宮本はキングジムの4代目社長。町で有名なアイデアマンだった祖父の英太郎が、ある時、人名簿という、今でいうアドレス帳を発案。それを売り出したところ評判がよく、文具の商売を決めたという。そんな祖父の「世に無いものを作ろう」という信念はその後も引き継がれ、キングジムの柱となってきた。コンピュータ化の流れの中、事業の柱だったファイル事業の先行きに危機感を持つ中、今やオフィスの大定番になった「テプラ」の開発に成功したのも、創業者以来続く「世の中にないものを…」という理念あってのものだった。テプラ開発の陣頭指揮をとり、キングジムの名を世に知らしめたキングジム宮本の経営に迫る。
ゲストプロフィール
宮本 彰
- 1954年東京・東神田に生まれる
- 1977年キングジム入社
- 1988年「テプラ」を発売
- 1992年キングジム社長に就任
- 2005年東京証券取引第1部に上場
- 2008年デジタルメモ「ポメラ」を発売
企業プロフィール
- 創業 :1927年
- 所在地 :東京都千代田区東神田二丁目10番18号
- 社員数 :2421人(連結2014年6月)
- 連結売上高:306億円(2014年)
村上龍の
編集
後記
キングジム、まさに「独創性のかたまり」のような会社だ。
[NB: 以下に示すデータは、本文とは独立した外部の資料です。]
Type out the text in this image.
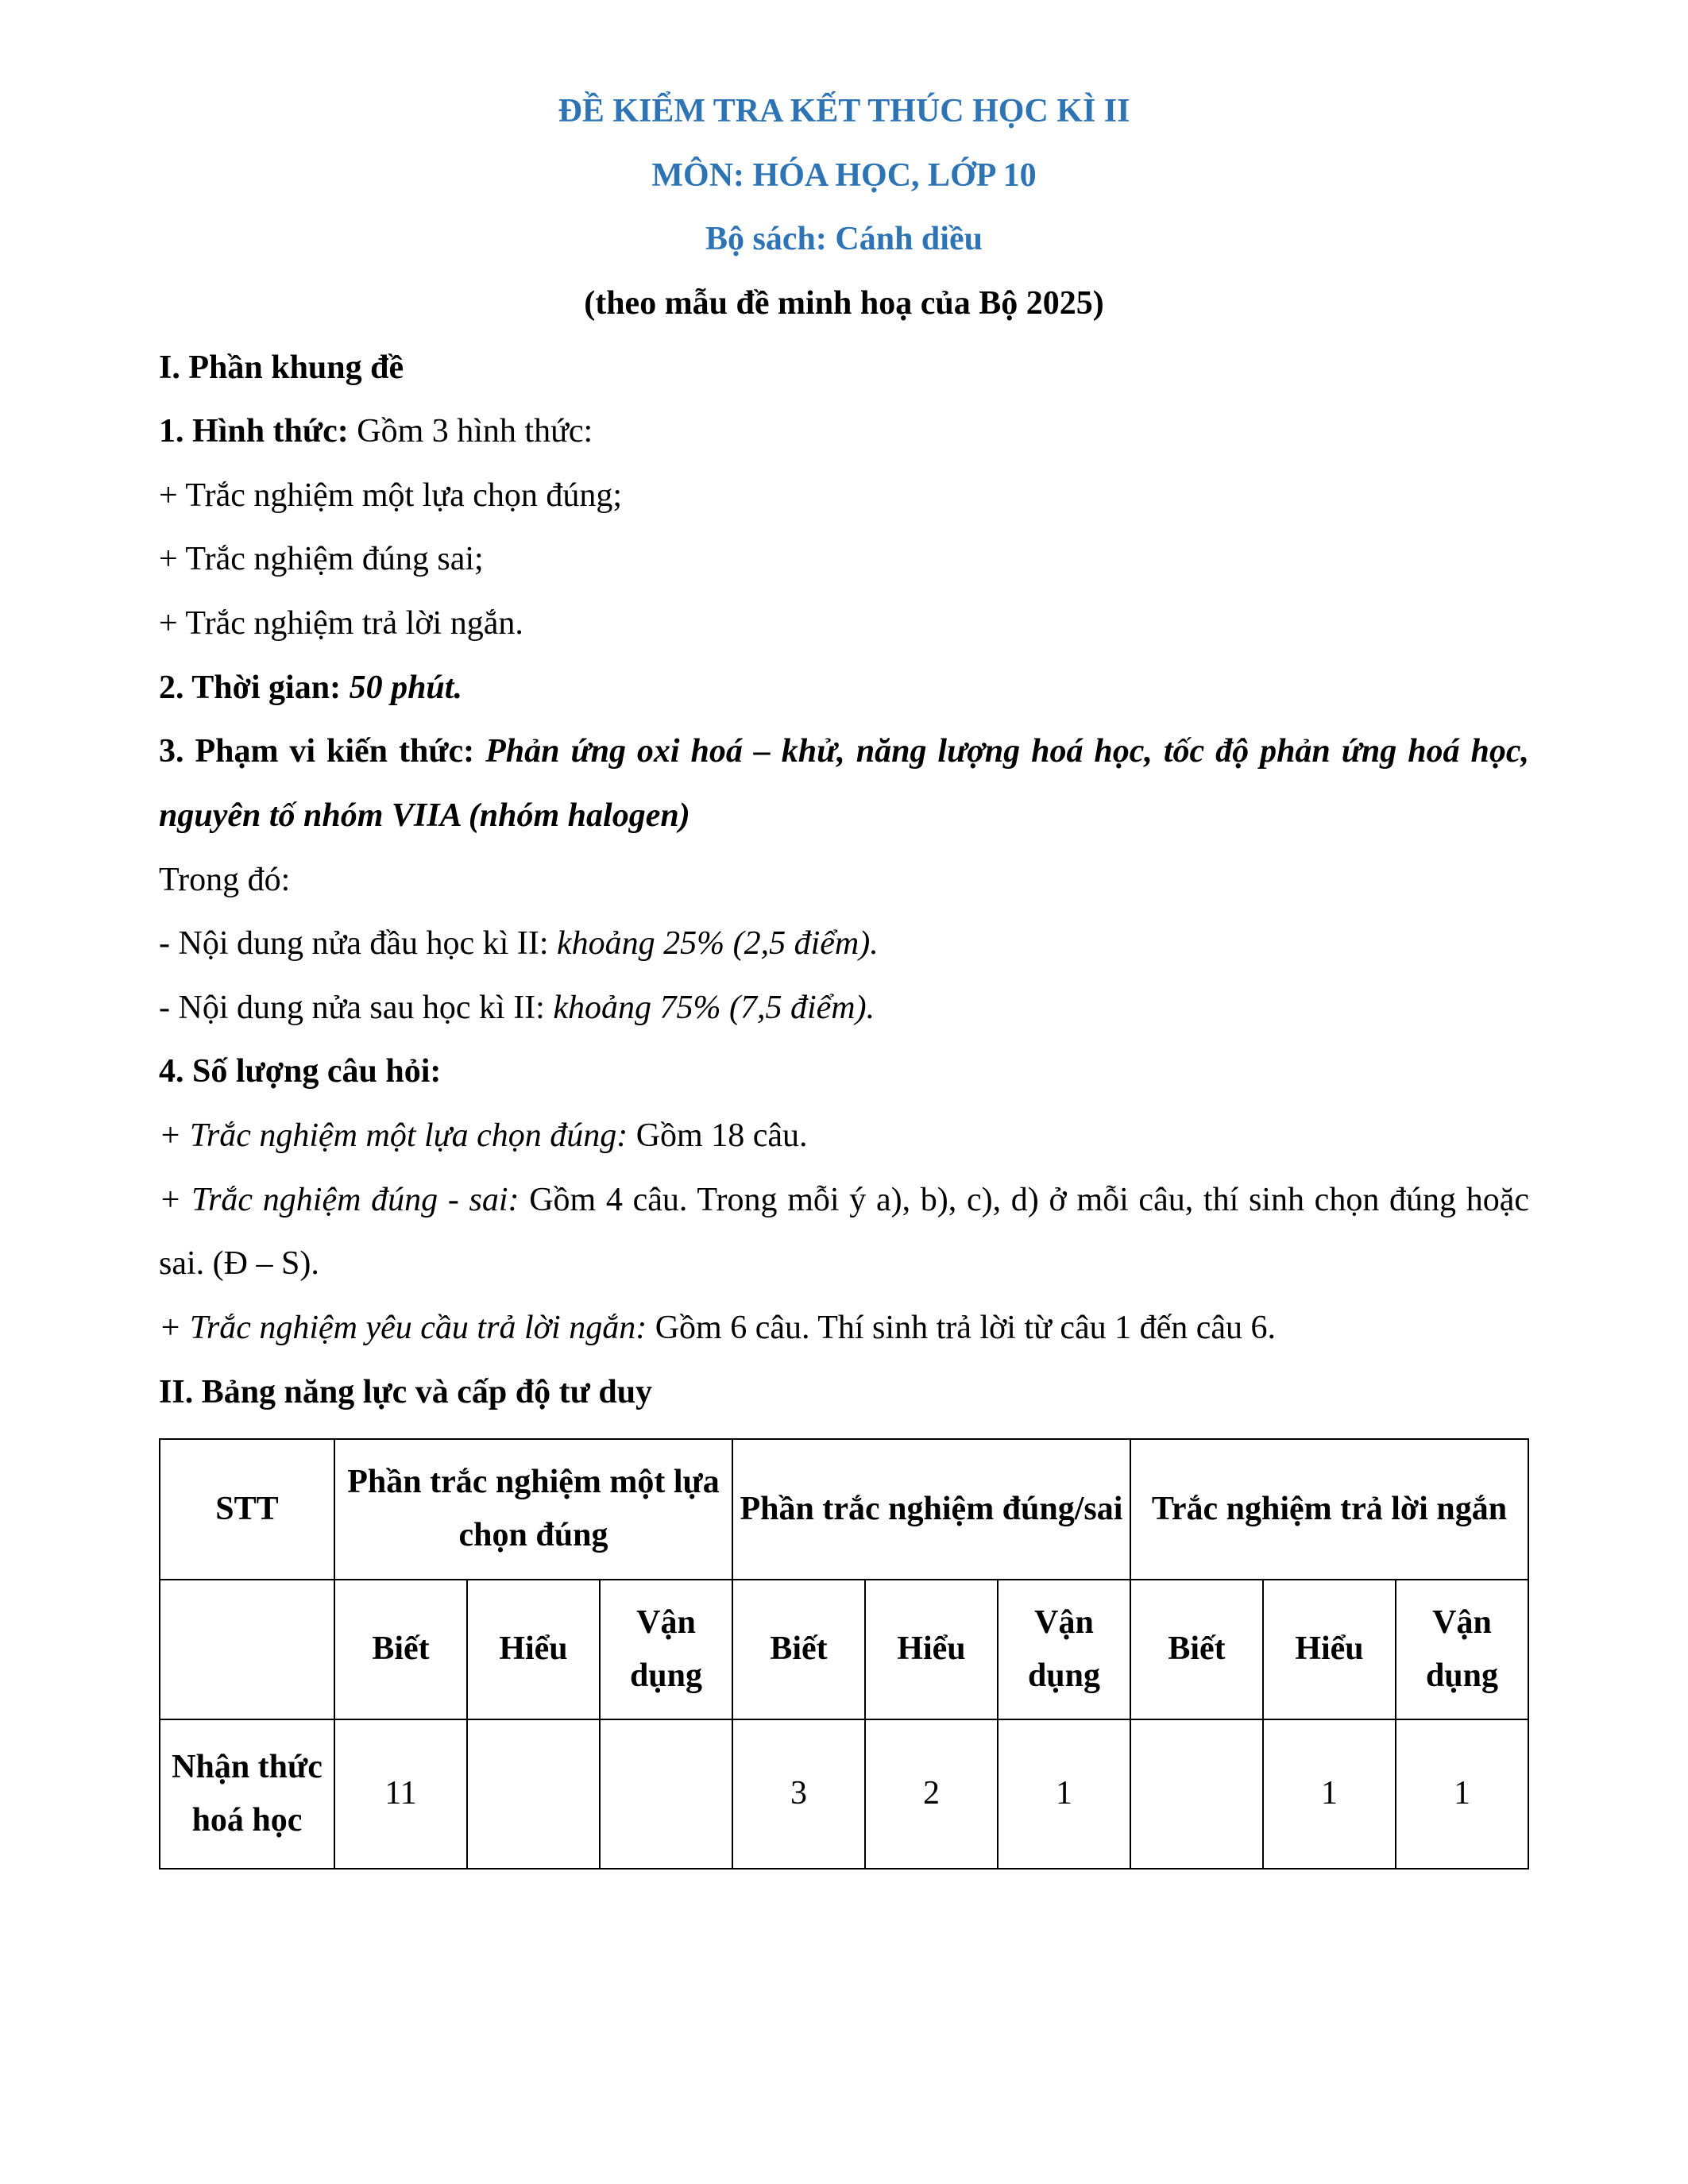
ĐỀ KIỂM TRA KẾT THÚC HỌC KÌ II

MÔN: HÓA HỌC, LỚP 10

Bộ sách: Cánh diều

(theo mẫu đề minh hoạ của Bộ 2025)

I. Phần khung đề

1. Hình thức: Gồm 3 hình thức:

+ Trắc nghiệm một lựa chọn đúng;

+ Trắc nghiệm đúng sai;

+ Trắc nghiệm trả lời ngắn.

2. Thời gian: 50 phút.

3. Phạm vi kiến thức: Phản ứng oxi hoá – khử, năng lượng hoá học, tốc độ phản ứng hoá học, nguyên tố nhóm VIIA (nhóm halogen)

Trong đó:

- Nội dung nửa đầu học kì II: khoảng 25% (2,5 điểm).

- Nội dung nửa sau học kì II: khoảng 75% (7,5 điểm).

4. Số lượng câu hỏi:

+ Trắc nghiệm một lựa chọn đúng: Gồm 18 câu.

+ Trắc nghiệm đúng - sai: Gồm 4 câu. Trong mỗi ý a), b), c), d) ở mỗi câu, thí sinh chọn đúng hoặc sai. (Đ – S).

+ Trắc nghiệm yêu cầu trả lời ngắn: Gồm 6 câu. Thí sinh trả lời từ câu 1 đến câu 6.

II. Bảng năng lực và cấp độ tư duy

STT	Phần trắc nghiệm một lựa chọn đúng			Phần trắc nghiệm đúng/sai			Trắc nghiệm trả lời ngắn		
	Biết	Hiểu	Vận dụng	Biết	Hiểu	Vận dụng	Biết	Hiểu	Vận dụng
Nhận thức hoá học	11			3	2	1		1	1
「物まねはするな」宮本さんは、幼少のころ、実質的な創業者である祖父から、そう教えられたらしい。だが、そもそも「独創性」とは何だろうか。突拍子もないことを考える?奇抜なアイデアを探す?そうではない。独創性とは、それまで存在しなかった「組み合わせ」について考え抜く力だ。そして、新しい組み合わせを発見したときの興奮と高揚をイメージすることで、わくわくする気持ちが生まれる。宮本さんが祖父から受け継ぎ、キングジムという会社に充ちているのは、類い希な、わくわく感である。